Die Gewalt der hohlen Worte

von Sabine Wirth

Nürnberg, 24. Oktober 2009. Der trojanische Krieg hat viele Opfer gefordert. Klytämnestra, Iphigenie, Hekabe, Andromache, Helena, Kassandra – und Agamemnon. Sie alle waren darin verwickelt, ob sie wollten oder nicht. Diese Namen haben eine Menge im Schlepptau, ziehen große Fragen und Aporien der abendländischen Kulturgeschichte hinter sich her. Und vor allem: Sie wecken große Erwartungen.

Tom Lanoye versammelt all diese Figuren in seinem Stück "Atropa. Die Rache des Friedens", das die Handlung der Tragödien des Euripides und des Aischylos zu einem großen Kriegspanorama verdichtet, gespickt mit Versatzstücken aus gegenwärtigen Machtdebatten.

Der Lebensfaden wird zerschnitten

Die deutschsprachige Erstaufführung unter der Regie von Georg Schmiedleitner, der am Staatstheater Nürnberg schon mehrmals antike Stoffe inszeniert hat, beginnt ebenso wie sie endet: mit einem Streit zwischen Agamemnon (Michael Hochstrasser) und seiner Frau Klytämnestra (Isabella Szendzielorz). Ein Bild bleibt hängen vom textlastigen Anfang: Agamemnon hat seine Tochter Iphigenie im weißen Tutu auf dem Arm, ihre gar nicht so unschuldigen Schenkel umschlingen seinen Körper. Während Agamemnon sie küsst, baumelt in der anderen Hand noch ihr Teddy.

Und dann nimmt – wie der Titelhinweis auf die Schicksalsgöttin Atropos, die den Lebensfaden zerschneidet, schon verrät – das Unvermeidliche seinen Lauf: Iphigenie wird geopfert, Troja zerstört und viele Menschen getötet. Dem Chor der Frauen bleibt nur, das Leid zu beklagen, während sie die verwüstete Kriegslandschaft umsonst nach einem Hoffnungsschimmer absuchen. Jede von ihnen hat ihre eigene Geschichte: z.B. die schöne Helena (Nicola Lembach), die überall die Fremde ist, die abgesetzte Königin Hekabe (Jutta Richter-Haaser) oder die nie Königin gewordene Andromache (Julia Bartolome). Gemeinsam ist ihnen, dass sie etwas verloren haben. Sie irren umher, trinken, haben – mal mehr mal weniger glaubwürdige – Gefühlsausbrüche, weinen, schreien, zweifeln und liegen buchstäblich am Boden.

Anspielungen auf gegenwärtige Kriege

Und das alles im Namen der Kultur.
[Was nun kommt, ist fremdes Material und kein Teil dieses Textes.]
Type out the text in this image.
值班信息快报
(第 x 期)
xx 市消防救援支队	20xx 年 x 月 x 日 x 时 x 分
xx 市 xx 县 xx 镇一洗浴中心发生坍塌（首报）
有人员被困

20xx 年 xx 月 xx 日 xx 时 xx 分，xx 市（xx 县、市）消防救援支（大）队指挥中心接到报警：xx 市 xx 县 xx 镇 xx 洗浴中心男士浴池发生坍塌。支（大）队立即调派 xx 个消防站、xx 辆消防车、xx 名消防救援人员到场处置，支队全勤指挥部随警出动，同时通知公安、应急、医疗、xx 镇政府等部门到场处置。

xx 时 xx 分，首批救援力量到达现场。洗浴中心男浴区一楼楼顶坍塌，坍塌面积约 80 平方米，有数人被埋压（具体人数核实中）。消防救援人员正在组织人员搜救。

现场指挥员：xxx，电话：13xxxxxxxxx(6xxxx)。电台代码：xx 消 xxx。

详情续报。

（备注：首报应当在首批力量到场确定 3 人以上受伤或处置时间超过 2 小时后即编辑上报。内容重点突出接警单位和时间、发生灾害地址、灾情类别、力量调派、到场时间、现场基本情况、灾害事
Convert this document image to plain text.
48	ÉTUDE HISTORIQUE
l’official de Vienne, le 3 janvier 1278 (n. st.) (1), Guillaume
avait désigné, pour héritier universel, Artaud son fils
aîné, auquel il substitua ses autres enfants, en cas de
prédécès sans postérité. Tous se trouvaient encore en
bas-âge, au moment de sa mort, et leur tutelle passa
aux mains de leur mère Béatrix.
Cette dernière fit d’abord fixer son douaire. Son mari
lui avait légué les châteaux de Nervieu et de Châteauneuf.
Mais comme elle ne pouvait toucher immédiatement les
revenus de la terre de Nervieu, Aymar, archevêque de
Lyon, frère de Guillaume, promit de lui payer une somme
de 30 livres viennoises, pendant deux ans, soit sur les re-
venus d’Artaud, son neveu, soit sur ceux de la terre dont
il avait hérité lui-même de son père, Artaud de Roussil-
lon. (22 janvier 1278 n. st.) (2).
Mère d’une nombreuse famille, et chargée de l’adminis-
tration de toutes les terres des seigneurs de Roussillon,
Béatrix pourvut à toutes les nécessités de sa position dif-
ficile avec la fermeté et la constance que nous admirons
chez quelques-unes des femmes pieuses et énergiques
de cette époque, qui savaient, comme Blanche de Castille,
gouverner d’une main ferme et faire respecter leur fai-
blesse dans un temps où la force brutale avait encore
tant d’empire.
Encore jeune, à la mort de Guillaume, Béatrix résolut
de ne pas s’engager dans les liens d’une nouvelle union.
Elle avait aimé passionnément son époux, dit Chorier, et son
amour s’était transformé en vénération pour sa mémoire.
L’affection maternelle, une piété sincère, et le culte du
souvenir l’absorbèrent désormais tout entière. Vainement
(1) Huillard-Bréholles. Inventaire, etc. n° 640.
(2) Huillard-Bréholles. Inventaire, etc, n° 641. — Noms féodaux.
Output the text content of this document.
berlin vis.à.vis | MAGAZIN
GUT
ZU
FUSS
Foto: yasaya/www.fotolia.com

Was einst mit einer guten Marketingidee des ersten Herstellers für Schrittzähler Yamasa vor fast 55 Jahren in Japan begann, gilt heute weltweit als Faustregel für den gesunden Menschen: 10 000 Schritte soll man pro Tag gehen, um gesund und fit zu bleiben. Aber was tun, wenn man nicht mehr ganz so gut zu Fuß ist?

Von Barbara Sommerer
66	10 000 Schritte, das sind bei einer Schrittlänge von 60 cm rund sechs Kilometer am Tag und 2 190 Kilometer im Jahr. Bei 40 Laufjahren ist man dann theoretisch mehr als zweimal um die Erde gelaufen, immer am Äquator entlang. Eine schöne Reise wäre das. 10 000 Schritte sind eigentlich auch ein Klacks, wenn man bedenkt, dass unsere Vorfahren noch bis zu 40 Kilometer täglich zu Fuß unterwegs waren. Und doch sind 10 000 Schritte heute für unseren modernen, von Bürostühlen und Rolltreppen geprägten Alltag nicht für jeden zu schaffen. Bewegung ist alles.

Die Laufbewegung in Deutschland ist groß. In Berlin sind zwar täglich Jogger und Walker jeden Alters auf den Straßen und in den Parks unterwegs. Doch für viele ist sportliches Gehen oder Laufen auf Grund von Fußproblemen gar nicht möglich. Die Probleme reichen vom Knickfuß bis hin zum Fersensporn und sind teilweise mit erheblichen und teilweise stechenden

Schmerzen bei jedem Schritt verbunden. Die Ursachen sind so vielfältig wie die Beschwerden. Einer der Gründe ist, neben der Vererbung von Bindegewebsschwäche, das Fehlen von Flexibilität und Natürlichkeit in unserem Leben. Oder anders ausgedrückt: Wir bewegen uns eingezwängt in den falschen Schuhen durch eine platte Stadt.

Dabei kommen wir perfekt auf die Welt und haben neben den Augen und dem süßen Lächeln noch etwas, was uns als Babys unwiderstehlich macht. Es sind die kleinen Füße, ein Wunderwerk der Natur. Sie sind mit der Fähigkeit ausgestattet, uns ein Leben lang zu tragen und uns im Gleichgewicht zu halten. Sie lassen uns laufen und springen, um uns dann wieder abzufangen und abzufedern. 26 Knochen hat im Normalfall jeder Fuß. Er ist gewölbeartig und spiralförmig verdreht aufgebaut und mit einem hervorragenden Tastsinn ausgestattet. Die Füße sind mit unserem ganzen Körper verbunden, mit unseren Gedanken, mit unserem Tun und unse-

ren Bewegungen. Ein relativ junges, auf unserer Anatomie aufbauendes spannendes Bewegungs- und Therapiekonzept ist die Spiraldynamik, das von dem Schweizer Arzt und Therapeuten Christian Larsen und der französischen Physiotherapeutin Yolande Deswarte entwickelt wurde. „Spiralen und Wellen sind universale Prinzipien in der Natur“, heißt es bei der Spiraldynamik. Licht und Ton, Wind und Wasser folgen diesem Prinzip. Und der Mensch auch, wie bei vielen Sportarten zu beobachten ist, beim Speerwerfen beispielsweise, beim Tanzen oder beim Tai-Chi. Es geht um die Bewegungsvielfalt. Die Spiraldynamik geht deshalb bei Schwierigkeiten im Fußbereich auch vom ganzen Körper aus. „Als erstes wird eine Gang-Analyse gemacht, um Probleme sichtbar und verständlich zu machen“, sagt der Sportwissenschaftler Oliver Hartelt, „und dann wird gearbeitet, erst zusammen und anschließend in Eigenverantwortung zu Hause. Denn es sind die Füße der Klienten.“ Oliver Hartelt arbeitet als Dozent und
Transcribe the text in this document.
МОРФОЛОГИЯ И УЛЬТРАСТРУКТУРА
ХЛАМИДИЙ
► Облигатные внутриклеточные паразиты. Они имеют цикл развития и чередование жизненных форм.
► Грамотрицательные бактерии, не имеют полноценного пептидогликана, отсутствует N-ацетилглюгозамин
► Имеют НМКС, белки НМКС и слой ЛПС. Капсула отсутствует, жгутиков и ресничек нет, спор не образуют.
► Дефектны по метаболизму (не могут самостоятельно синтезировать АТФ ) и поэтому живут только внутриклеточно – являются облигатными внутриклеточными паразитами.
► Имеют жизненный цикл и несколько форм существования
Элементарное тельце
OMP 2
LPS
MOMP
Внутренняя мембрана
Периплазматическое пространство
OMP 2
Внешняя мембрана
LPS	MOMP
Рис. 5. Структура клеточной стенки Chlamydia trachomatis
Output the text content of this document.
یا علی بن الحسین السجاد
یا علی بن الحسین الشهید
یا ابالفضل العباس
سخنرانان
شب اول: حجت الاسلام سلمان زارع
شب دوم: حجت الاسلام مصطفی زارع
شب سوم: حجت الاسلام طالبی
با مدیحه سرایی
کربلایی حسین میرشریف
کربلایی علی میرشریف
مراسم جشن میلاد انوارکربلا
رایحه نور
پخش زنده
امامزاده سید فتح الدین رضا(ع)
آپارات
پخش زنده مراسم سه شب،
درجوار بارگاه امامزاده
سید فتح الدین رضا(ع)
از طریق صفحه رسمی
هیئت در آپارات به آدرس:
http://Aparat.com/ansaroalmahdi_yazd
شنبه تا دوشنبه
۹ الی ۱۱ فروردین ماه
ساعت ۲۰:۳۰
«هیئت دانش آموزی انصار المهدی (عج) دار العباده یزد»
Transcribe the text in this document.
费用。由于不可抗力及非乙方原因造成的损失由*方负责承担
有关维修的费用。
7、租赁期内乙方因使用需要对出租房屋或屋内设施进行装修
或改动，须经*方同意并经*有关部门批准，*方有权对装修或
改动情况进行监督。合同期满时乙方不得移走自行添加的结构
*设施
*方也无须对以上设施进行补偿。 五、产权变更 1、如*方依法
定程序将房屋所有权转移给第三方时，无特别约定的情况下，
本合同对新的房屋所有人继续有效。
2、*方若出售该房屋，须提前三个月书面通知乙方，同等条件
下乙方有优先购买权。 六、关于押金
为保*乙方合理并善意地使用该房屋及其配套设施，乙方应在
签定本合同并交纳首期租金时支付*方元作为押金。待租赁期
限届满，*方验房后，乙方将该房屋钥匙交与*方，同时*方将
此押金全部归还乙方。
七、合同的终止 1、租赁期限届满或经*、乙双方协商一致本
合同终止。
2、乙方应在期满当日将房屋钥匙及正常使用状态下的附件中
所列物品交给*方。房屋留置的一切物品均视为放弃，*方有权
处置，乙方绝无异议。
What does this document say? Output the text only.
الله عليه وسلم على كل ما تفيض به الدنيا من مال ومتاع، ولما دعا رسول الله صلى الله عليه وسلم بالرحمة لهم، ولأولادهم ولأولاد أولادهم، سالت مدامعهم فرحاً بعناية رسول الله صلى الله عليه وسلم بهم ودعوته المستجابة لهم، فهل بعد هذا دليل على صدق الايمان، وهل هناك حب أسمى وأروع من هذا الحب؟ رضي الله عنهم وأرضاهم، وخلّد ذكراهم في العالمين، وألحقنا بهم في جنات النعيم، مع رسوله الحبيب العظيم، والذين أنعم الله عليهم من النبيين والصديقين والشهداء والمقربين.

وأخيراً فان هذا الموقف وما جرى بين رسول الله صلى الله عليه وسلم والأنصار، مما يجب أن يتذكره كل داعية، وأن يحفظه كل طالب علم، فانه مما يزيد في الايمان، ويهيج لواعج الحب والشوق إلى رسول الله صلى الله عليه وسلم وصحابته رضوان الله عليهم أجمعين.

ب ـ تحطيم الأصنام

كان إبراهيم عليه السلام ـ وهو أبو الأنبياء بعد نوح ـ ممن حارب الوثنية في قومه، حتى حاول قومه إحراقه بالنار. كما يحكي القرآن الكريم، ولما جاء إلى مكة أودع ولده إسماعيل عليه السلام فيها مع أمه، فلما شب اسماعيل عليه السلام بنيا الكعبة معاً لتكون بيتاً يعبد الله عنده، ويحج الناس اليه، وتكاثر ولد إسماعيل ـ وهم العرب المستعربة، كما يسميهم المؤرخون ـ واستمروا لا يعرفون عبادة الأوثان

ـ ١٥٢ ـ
Denn für diese will Agamemnon gekämpft haben, der die Vernichtung Trojas mit einem nüchternen "Die Operation ist abgeschlossen" kommentiert. Er sieht sich als General, der nur seine Pflicht erfüllt, gegen die Barbarei, für die Demokratie. Er schwingt Reden, die klingen, als hätte er sie lange geübt und schlägt einen Ton an, der uns aus den Nachrichten vertraut ist. Sogar über dem Leichnam seiner Tochter hält er eine solche emotionslose Rede. Neben Agamemnons Sprachduktus und der Rede von moderner Kriegsführung, dem Kampf gegen den Terror und Elite-Soldaten machen Detonationsgeräusche und Fernseher Anspielungen auf gegenwärtige Kriege und Politik.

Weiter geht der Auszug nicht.